I think for this specific one, it was when there needed to be a word for gay people to recognise each other, but without saying what they were in a flagrant way since it wasn't accepted. "Gay", having another, positive meaning, was a great euphemism.
It ended up staying because when people define themselves in a specific way, it makes sense to use that same meaning when talking about them.
Ton-it seems to me that this would promote the idea that if someone says that they are polyamorous-then they are and trying to rename them for your (general your-not you specifically) own comfort of definition is pointless...
I'm more curious as how it ended up meaning "lame" to some people (like, "that book is so gay" or things like that).
Yet another great question. I'd LOVE to hear that one explained in a point-ful manner.What I mean is-someone explain how that was a productive change in the COMMON understanding of the meaning of the word.
I'm pretty sure these two were supposed to be the same thing. In other words, if you were unmarried, you had never had sexual intercourse. So it makes a lot of sense, when the two became separate things, that they each had their own word.
Except that they definitely were not the same. Virgin in the time of Rome meant unwed-it did not mean you hadn't had sex.
But virgin now quite definitely means that you haven't had sex and its meaning has nothing to do with if you were or were not married.
But yeah, language evolves, it's useless trying to control it. What matters is using the words in such a way that other people understand you.

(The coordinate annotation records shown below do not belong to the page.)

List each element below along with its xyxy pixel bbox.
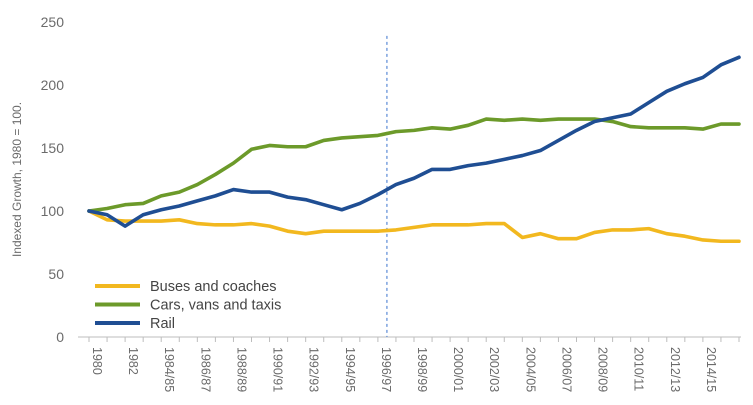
x-tick-label: 1996/97 [379,347,393,392]
x-tick-label: 1992/93 [307,347,321,392]
x-tick-label: 2006/07 [559,347,573,392]
y-tick-label: 50 [48,266,64,282]
x-tick-label: 2014/15 [704,347,718,392]
series-lines [87,55,741,244]
axes: Indexed Growth, 1980 = 100.0501001502002… [10,14,741,392]
legend-label-rail: Rail [150,316,175,332]
x-tick-label: 2010/11 [632,347,646,391]
y-axis-label: Indexed Growth, 1980 = 100. [10,102,24,257]
x-tick-label: 1982 [126,347,140,375]
x-tick-label: 1994/95 [343,347,357,392]
series-line-rail [87,55,741,228]
x-tick-label: 2002/03 [487,347,501,392]
x-tick-label: 2012/13 [668,347,682,392]
y-tick-label: 0 [56,329,64,345]
x-tick-label: 1980 [90,347,104,375]
x-tick-label: 1984/85 [162,347,176,392]
y-tick-label: 150 [41,140,65,156]
legend-label-cars-vans-and-taxis: Cars, vans and taxis [150,298,281,314]
y-tick-label: 250 [41,14,65,30]
x-tick-label: 1990/91 [271,347,285,392]
y-tick-label: 200 [41,77,65,93]
x-tick-label: 1988/89 [234,347,248,392]
x-tick-label: 2008/09 [596,347,610,392]
series-line-buses-and-coaches [87,209,741,244]
x-tick-label: 2000/01 [451,347,465,392]
legend-label-buses-and-coaches: Buses and coaches [150,279,277,295]
x-tick-label: 1986/87 [198,347,212,392]
series-line-cars-vans-and-taxis [87,117,741,213]
legend: Buses and coaches Cars, vans and taxis Rai… [95,279,281,332]
x-tick-label: 2004/05 [523,347,537,392]
y-tick-label: 100 [41,203,65,219]
x-tick-label: 1998/99 [415,347,429,392]
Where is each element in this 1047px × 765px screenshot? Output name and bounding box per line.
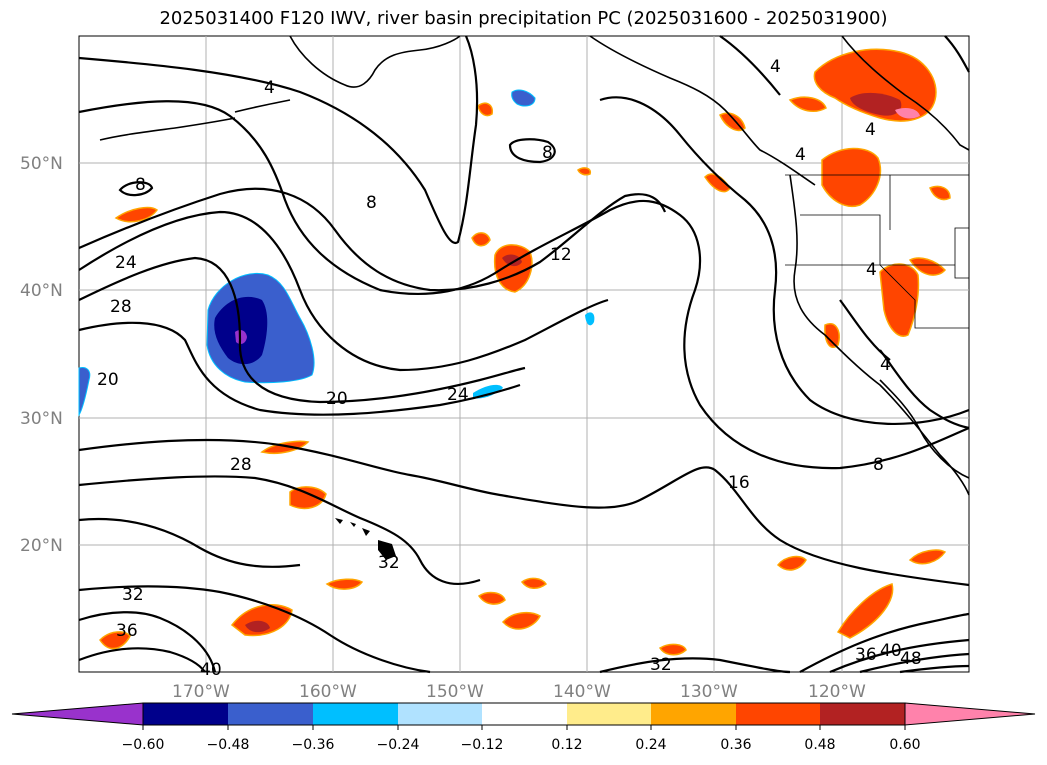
colorbar-swatch-6 [567, 703, 651, 725]
iwv-contours [78, 35, 970, 674]
positive-blob-20 [879, 263, 920, 337]
lat-label-30n: 30°N [20, 409, 63, 429]
colorbar-tick-label: −0.60 [122, 737, 165, 753]
lon-label-160w: 160°W [299, 682, 357, 702]
lon-label-130w: 130°W [680, 682, 738, 702]
positive-blob-9 [99, 631, 131, 650]
colorbar-swatch-2 [228, 703, 313, 725]
negative-blob-small-2 [473, 384, 503, 399]
graticule [79, 36, 969, 672]
positive-blob-24 [477, 102, 494, 117]
contour-label: 32 [378, 553, 400, 573]
contour-labels: 4 8 8 12 16 20 24 28 28 32 32 36 40 8 4 … [97, 57, 922, 680]
colorbar-tick-label: 0.12 [551, 737, 582, 753]
contour-label: 4 [795, 145, 806, 165]
negative-blob-north [511, 89, 536, 107]
positive-blob-15 [908, 549, 947, 565]
colorbar-tick-label: −0.24 [377, 737, 420, 753]
contour-label: 36 [855, 645, 877, 665]
contour-label: 16 [728, 473, 750, 493]
contour-label: 40 [200, 660, 222, 680]
state-borders [785, 174, 970, 329]
lat-label-50n: 50°N [20, 154, 63, 174]
colorbar-swatch-8 [736, 703, 820, 725]
contour-label: 8 [542, 143, 553, 163]
positive-blob-8 [325, 578, 364, 590]
contour-label: 8 [366, 193, 377, 213]
positive-blob-17 [813, 48, 937, 122]
map-area: 50°N 40°N 30°N 20°N 170°W 160°W 150°W 14… [20, 35, 970, 702]
lon-label-120w: 120°W [808, 682, 866, 702]
positive-blob-17-peak [895, 108, 920, 119]
contour-label: 4 [880, 355, 891, 375]
map-title: 2025031400 F120 IWV, river basin precipi… [159, 8, 888, 29]
positive-blob-23 [824, 323, 840, 348]
lon-label-150w: 150°W [426, 682, 484, 702]
contour-label: 32 [650, 655, 672, 675]
colorbar-tick-label: −0.48 [207, 737, 250, 753]
positive-blob-14 [776, 555, 807, 571]
contour-label: 32 [122, 585, 144, 605]
positive-blob-17-core [850, 92, 902, 116]
contour-label: 48 [900, 649, 922, 669]
coastlines [99, 35, 970, 496]
contour-label: 24 [115, 253, 137, 273]
positive-blob-22 [929, 185, 951, 201]
contour-label: 28 [110, 297, 132, 317]
contour-label: 8 [873, 455, 884, 475]
negative-blob-small-1 [585, 312, 595, 326]
colorbar-tick-label: 0.60 [889, 737, 920, 753]
contour-label: 4 [264, 78, 275, 98]
contour-label: 12 [550, 245, 572, 265]
positive-blob-5 [289, 486, 327, 510]
hawaii-islands [335, 518, 396, 560]
colorbar-swatch-5 [482, 703, 567, 725]
colorbar-swatch-3 [313, 703, 398, 725]
colorbar-tick-label: 0.36 [720, 737, 751, 753]
colorbar: −0.60 −0.48 −0.36 −0.24 −0.12 0.12 0.24 … [11, 702, 1036, 753]
positive-blob-11 [501, 611, 541, 630]
lon-label-140w: 140°W [553, 682, 611, 702]
colorbar-swatch-0 [11, 702, 144, 726]
contour-label: 4 [770, 57, 781, 77]
lat-label-40n: 40°N [20, 281, 63, 301]
positive-blob-13 [658, 643, 687, 656]
colorbar-tick-label: −0.36 [292, 737, 335, 753]
lat-label-20n: 20°N [20, 536, 63, 556]
contour-label: 24 [447, 385, 469, 405]
contour-label: 28 [230, 455, 252, 475]
positive-blob-18 [788, 96, 827, 113]
longitude-labels: 170°W 160°W 150°W 140°W 130°W 120°W [172, 682, 866, 702]
positive-blob-16 [836, 583, 894, 639]
positive-blob-7-core [245, 620, 270, 633]
colorbar-tick-label: −0.12 [461, 737, 504, 753]
contour-label: 4 [866, 260, 877, 280]
colorbar-tick-label: 0.48 [804, 737, 835, 753]
contour-label: 36 [116, 621, 138, 641]
latitude-labels: 50°N 40°N 30°N 20°N [20, 154, 63, 556]
contour-label: 20 [326, 389, 348, 409]
positive-blob-12 [520, 577, 548, 589]
positive-blob-19 [821, 147, 882, 207]
positive-blob-21 [908, 257, 947, 276]
colorbar-swatch-1 [143, 703, 228, 725]
positive-blob-4 [114, 206, 159, 223]
colorbar-swatch-7 [651, 703, 736, 725]
positive-blob-2 [471, 232, 491, 247]
positive-blob-25 [577, 167, 592, 176]
positive-blob-10 [477, 591, 506, 605]
colorbar-swatch-9 [820, 703, 905, 725]
colorbar-swatch-4 [398, 703, 482, 725]
lon-label-170w: 170°W [172, 682, 230, 702]
positive-blob-1-core [502, 254, 522, 267]
colorbar-swatch-10 [904, 702, 1036, 726]
colorbar-tick-label: 0.24 [635, 737, 666, 753]
negative-blob-west [78, 367, 91, 417]
contour-label: 40 [880, 641, 902, 661]
contour-label: 8 [135, 175, 146, 195]
contour-label: 20 [97, 370, 119, 390]
contour-label: 4 [865, 120, 876, 140]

If you're the only person who understands what you're saying, you fail at communication.
I agree, very much so.
Unfortunately this is a HUGE issue in relationships-any type of relationships. We all have such different histories and our life experience impacts what we think a word means. This crops up all of the time in day to day life-but even more so on here where so many of us are from different places too. The words that have common meaning where I live-aren't the same words with that common meaning where RP lives for example. And the words that mean one thing here, mean something totally different there.
So we all have to be VERY certain that we understand and accept that it IS different in different places, in different circumstances and we need to allow people the grace to be real in whatever way is "right" where they are in life-not by trying to make them fit our definition.